The firm will be housing the companies being supported by the initiative starting this month where they will get mentoring, networking and funding to help solve the barriers that have kept them from growing further. In the end, Billson said that the Accelerator's main goal “is to work with the start-up growth stage community and get lower risk opportunities in front of the investors”.

According an Aug. 30 article by The London Free Press, the Accelerator will only make income as the companies they support grow. No growth equals no income, giving the team even more incentive to help develop more growth for these new business.

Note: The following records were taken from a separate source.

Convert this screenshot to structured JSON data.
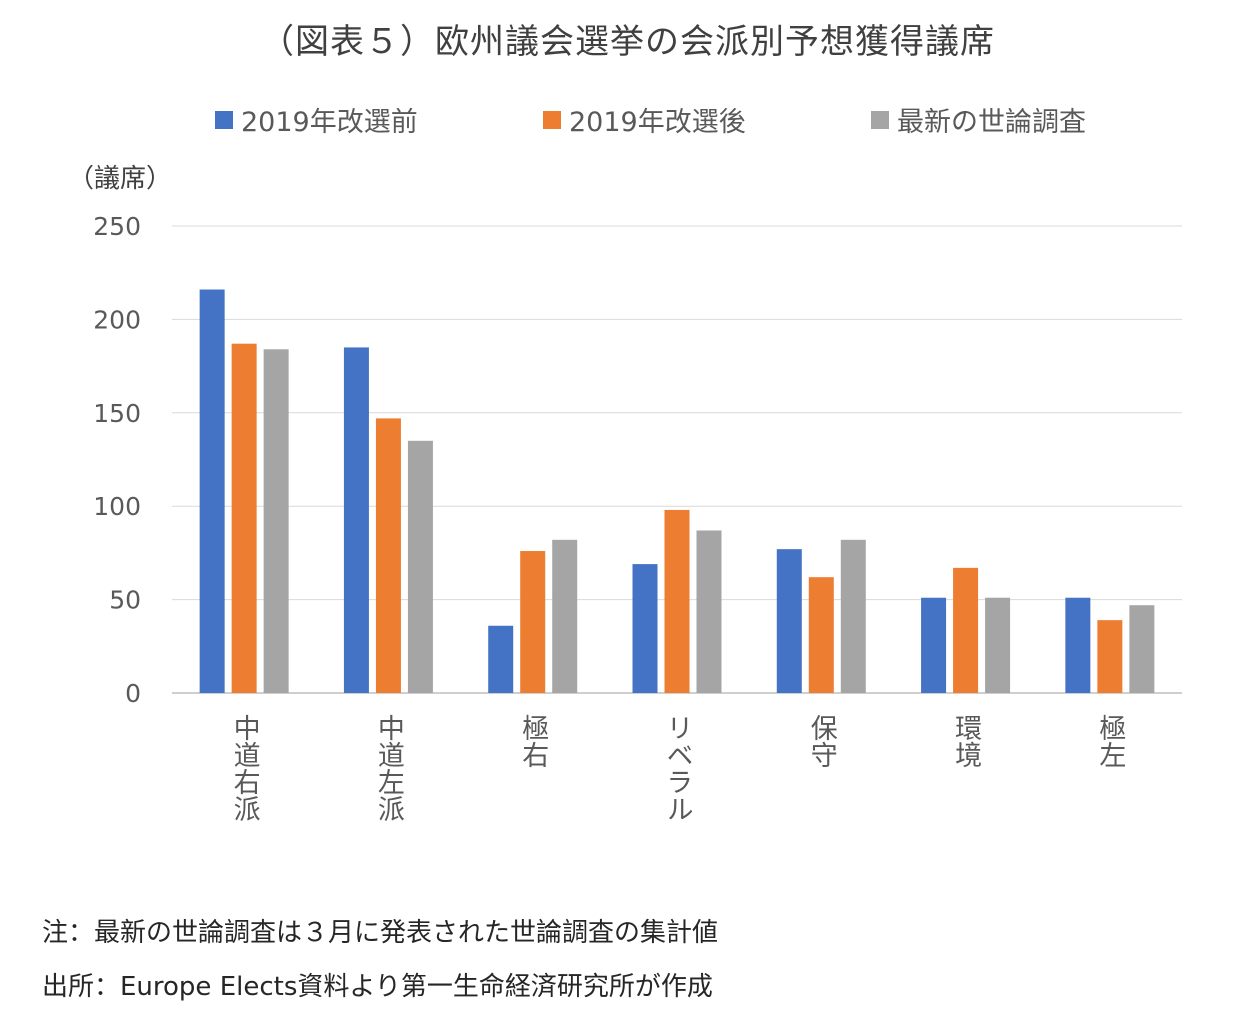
{
  "chart_data": {
    "type": "bar",
    "title": "（図表５）欧州議会選挙の会派別予想獲得議席",
    "ylabel": "（議席）",
    "xlabel": "",
    "categories": [
      "中道右派",
      "中道左派",
      "極右",
      "リベラル",
      "保守",
      "環境",
      "極左"
    ],
    "series": [
      {
        "name": "2019年改選前",
        "color": "#4472C4",
        "values": [
          216,
          185,
          36,
          69,
          77,
          51,
          51
        ]
      },
      {
        "name": "2019年改選後",
        "color": "#ED7D31",
        "values": [
          187,
          147,
          76,
          98,
          62,
          67,
          39
        ]
      },
      {
        "name": "最新の世論調査",
        "color": "#A5A5A5",
        "values": [
          184,
          135,
          82,
          87,
          82,
          51,
          47
        ]
      }
    ],
    "ylim": [
      0,
      250
    ],
    "yticks": [
      0,
      50,
      100,
      150,
      200,
      250
    ],
    "grid": true,
    "legend_position": "top"
  },
  "notes": {
    "line1": "注：最新の世論調査は３月に発表された世論調査の集計値",
    "line2": "出所：Europe Elects資料より第一生命経済研究所が作成"
  }
}
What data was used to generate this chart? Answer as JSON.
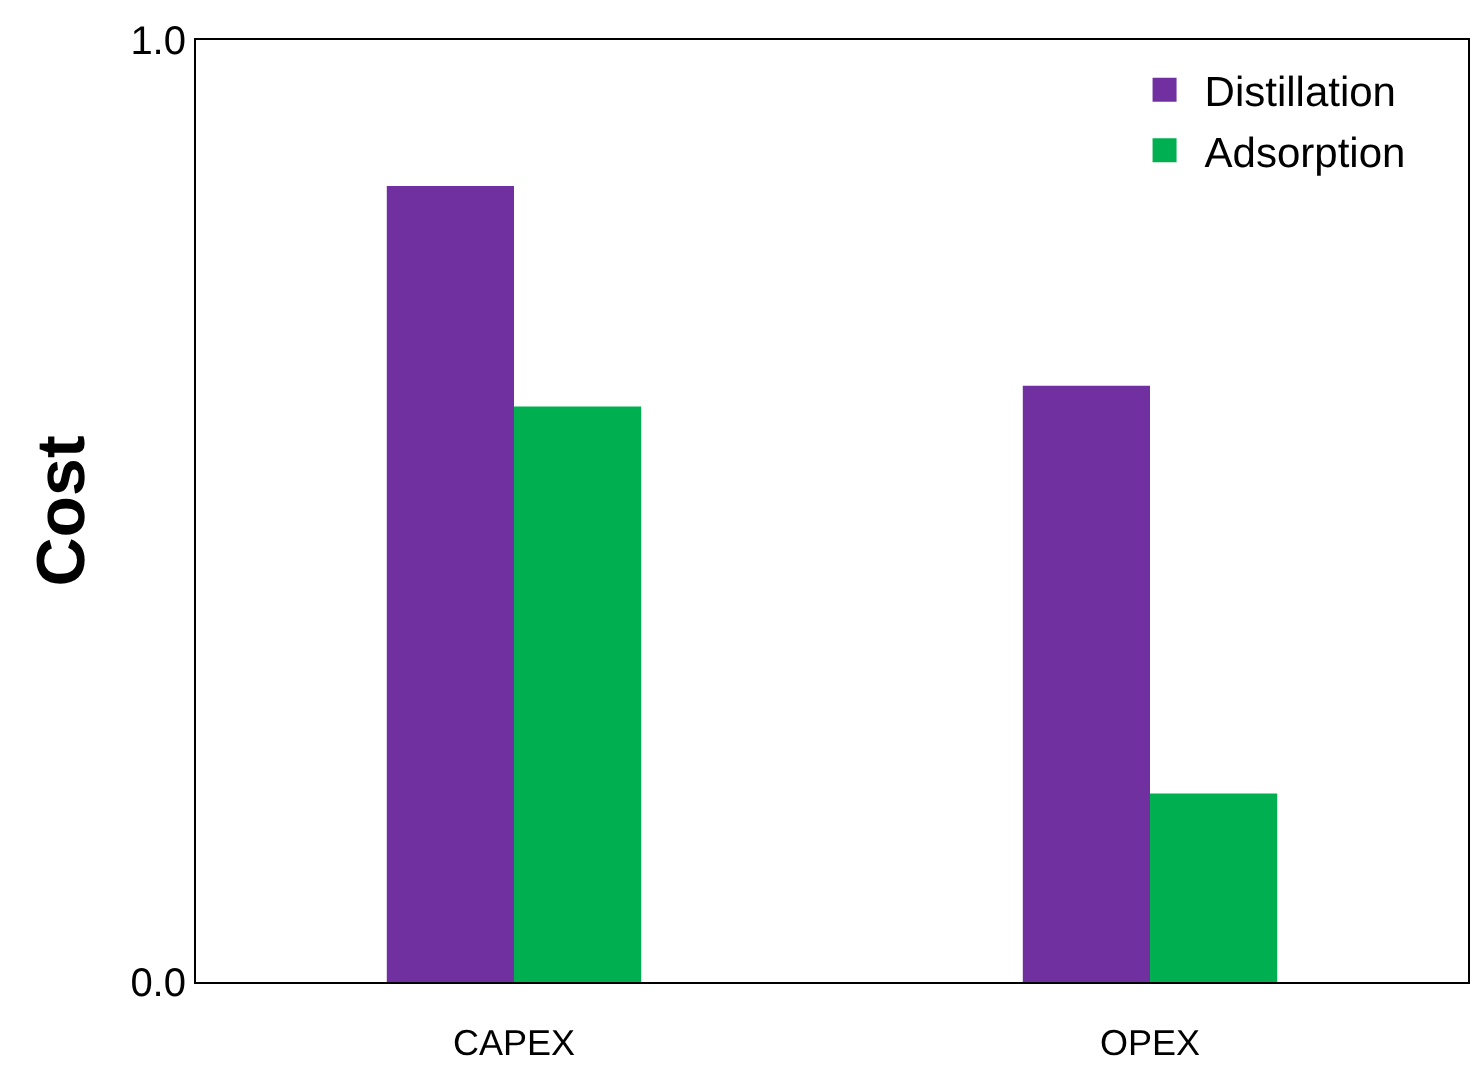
{
  "chart_data": {
    "type": "bar",
    "ylabel": "Cost",
    "categories": [
      "CAPEX",
      "OPEX"
    ],
    "series": [
      {
        "name": "Distillation",
        "color": "#7030a0",
        "values": [
          0.845,
          0.633
        ]
      },
      {
        "name": "Adsorption",
        "color": "#00b050",
        "values": [
          0.611,
          0.2
        ]
      }
    ],
    "ylim": [
      0,
      1
    ],
    "yticks": [
      {
        "value": 0,
        "label": "0.0"
      },
      {
        "value": 1,
        "label": "1.0"
      }
    ],
    "legend": "top right"
  }
}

The business has taken on three high-tech firms: Factory Bucket, a software company for the manufacturing industry, Curling Zone, who creates analytic data for a sports entertainment site around curling, and VisitorQueue, whose software keeps track of the foot-traffic through a company's website. Billson also confirmed that the company is already looking at supporting other small businesses outside the tech industry.

According to Billson, supporting small businesses helps bring and keep income in the local community.

“The more that we see investments and economic growth here in London companies, instead of investing money let's say into the stock markets, when those dollars come into the community they help grow talent and expertise,” Billson said, “it creates an ecosystem where people come up with good ideas, prototype them, then get them ultimately funded developed in our community, versus having those activities happen in other ones.”

When asked about whether or not students should also keep an eye out for jobs in small businesses or entrepreneurial opportunities, Billson stated, “I think that for the long term, jobs working for large multinational corporations and high-end opportunities are still going to be there, but that won't be the only career path available to students. Figuring out the relations between entrepreneurialism and small businesses is definitely where a lot of future opportunities are for students these days.”

While Roundhouse Accelerator focuses on the growth of small companies already with a toe dipped into the industry, other incubators such as LEAP Junction at the main campus of Fanshawe College, work with those in the hatching stages.

David Ouellette, community outreach coordinator for LEAP Junction, said that students interested should take advantage of what LEAP has to offer.

“I would say anyone who is thinking, or pretty much inquiring, into the idea of you may wanting to start a business, but you don't have an idea yet, there is a lot of people available here [at LEAP] who are ready and willing to talk, discuss and develop ideas with you. I think that students really need to take advantage of it because there is nothing better than being your own boss.”

Also a small business owner, Ouellette and his company Boarder Pass participated in the last incubator held by LEAP this past summer, and had some insight to share about what the incubator does for start-up companies.

“A facility like this for those in the early stages is extremely beneficial because all the knowledge is here and it's ready for you to take advantage of. It's up to you to use it. I saw a lot of people get a lot of value from the summer incubator program that were in those early stages. They helped develop their brand, develop their ideas, checked to see where they were going to go. For me personally that those would have been very helpful in the first few years of our business,” Ouellette said.

Billson stated that the company is part of a larger system in “building a community of entrepreneurialism and small businesses and we [RH Accelerator] are happy to be a part of that ecosystem.”